Catherine Quilliet, La fuite est un art lointain

Catherine Quilliet, La fuite est un art lointain

Celle qui voulait ressembler à Florence Aubenas

Catherine Quilliet a retenu la leçon de style d’Hemingway plus que de Florence Aubenas à qui elle voudrait ressembler. Par chance, elle s’en éloigne pour le bien de ses nouvelles… L’auteure a assimilé le rapport entre l’écriture et le monde contemporain. Le genre de la nouvelle lui permet de cultiver un penchant pour la « fable ». Elle rend ses nouvelles inoubliables. L’intelligence et l’humour sont à l’affût des réalités selon une inépuisable fantaisie. Caroline Quillet ne s’encombre pas de théorie littéraire et voue une passion particulière aux histoires apparemment simples mais où – dans une langue parfaitement claire – la poésie flirte avec le réel.
« Un enterrement de plus avec ma mère » qui clôt le recueil est un véritable chef-d’œuvre du genre. Et si le lecteur ne croit pas toujours sur parole la narratrice, il se délecte de récits où la terre est peut-être le miroir d’un ciel qui ne reflète que l’ombre des images. Vibrante des échos de sa société telle qu’elle devient, l’écriture met en fuite les idées reçues selon un « art lointain ». Il fait le jeu de la proximité. L’ironie, la fausse candeur et la rigueur caractérisent une inspiration qui s’apaise d’un sourire.
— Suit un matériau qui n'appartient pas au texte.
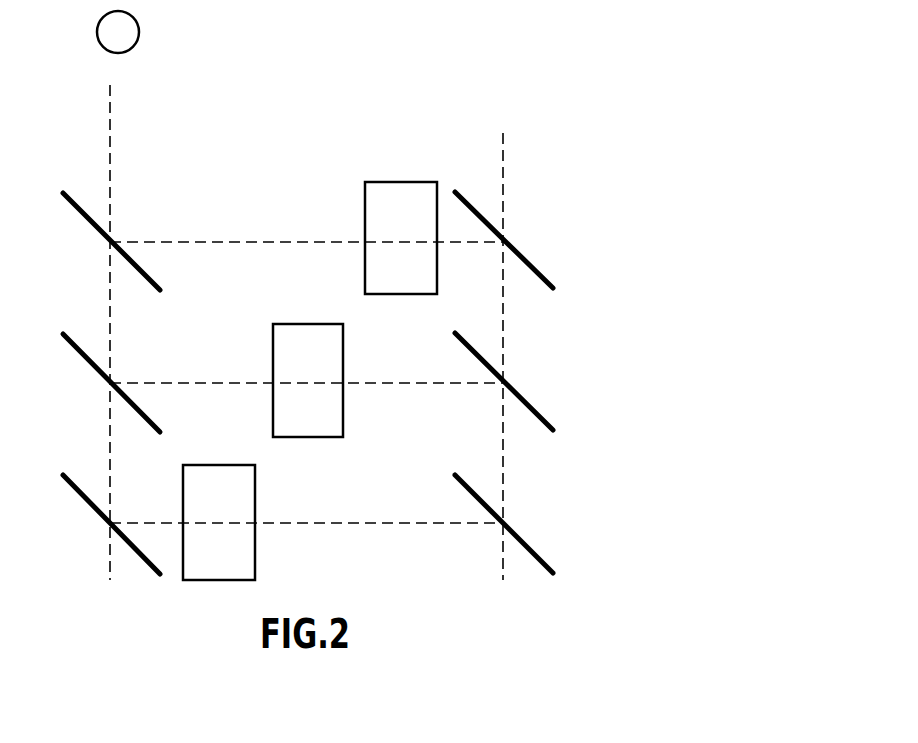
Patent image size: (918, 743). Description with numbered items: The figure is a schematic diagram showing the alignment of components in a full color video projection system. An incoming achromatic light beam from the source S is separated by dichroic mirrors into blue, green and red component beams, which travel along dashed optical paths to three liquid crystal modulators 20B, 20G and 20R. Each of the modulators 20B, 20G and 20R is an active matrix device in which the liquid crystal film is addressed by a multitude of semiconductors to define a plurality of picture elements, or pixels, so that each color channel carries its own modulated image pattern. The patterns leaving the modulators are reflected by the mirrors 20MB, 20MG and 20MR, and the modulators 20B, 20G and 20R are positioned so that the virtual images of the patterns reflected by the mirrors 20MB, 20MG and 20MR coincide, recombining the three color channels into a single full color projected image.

Le recueil prouve une force rare d’écriture. Elle « blague » pour s’élever contre bien des impostures, autant de la littérature que du réel. Soudain les mots poussent non pas vers le ciel et la mort, mais rapprochent de l’argile terrestre et de la vie dont la créatrice tente de découvrir un certain nombre de plis cachés sans donner l’impression d’y toucher. Catherine Quillet fait donc entrer ce que nous nommons « le réel » dans le lieu de l’insécurité à travers des arpents de lumière arrachés à l’obscur – pour l’apprivoiser.
Sous la peur de vivre couve toujours des existences incandescentes. Dans les instants de vie, diverses formes de tendresse, d’intimité avec l’inespéré – inséparables cependant du prévisible – font pénétrer le lecteur dans une ressemblance qu’il ignore encore. Il ne faut pas chercher l’ailleurs mais l’ici-même dans l’ascèse mais aussi la sensualité et la fantaisie primesautière plus profonde qu’il n’y paraît.

Lire notre entretien avec l’auteure :   https://www.lelitteraire.com/?p=14149

jean-paul gavard-perret

Catherine Quilliet, La fuite est un art lointain, nouvelles, Editions Paul & Mike, Paris, 2015, 216 p. – 13,00 €.

 

3 réflexions sur « Catherine Quilliet, La fuite est un art lointain »

  1. Monsieur JPGP , à défaut du prénom , cerne fort bien l’écriture désenchantée de Catherine Quilliet toujours aux aguets d’un trouble décalage qui offre humour et gravité dans des nouvelles variées y compris dans ce dernier et joyeux enterrement … Paternel ?

  2. Je ne peux pas dire que j’ai trouvé dans ce livre tout ce que dit Monsieur Gavard-Perret mais ce doit être vrai. Pour ma part, j’ai simplement découvert une écriture tout à fait étonnante, forte et légère à la fois, extrêmement vivante, et très originale et des sujets de nouvelle sortant de l’ordinaire. Or je trouve cela rare et surprenant. J’attends avec impatience de lire d’autres textes sous cette plume.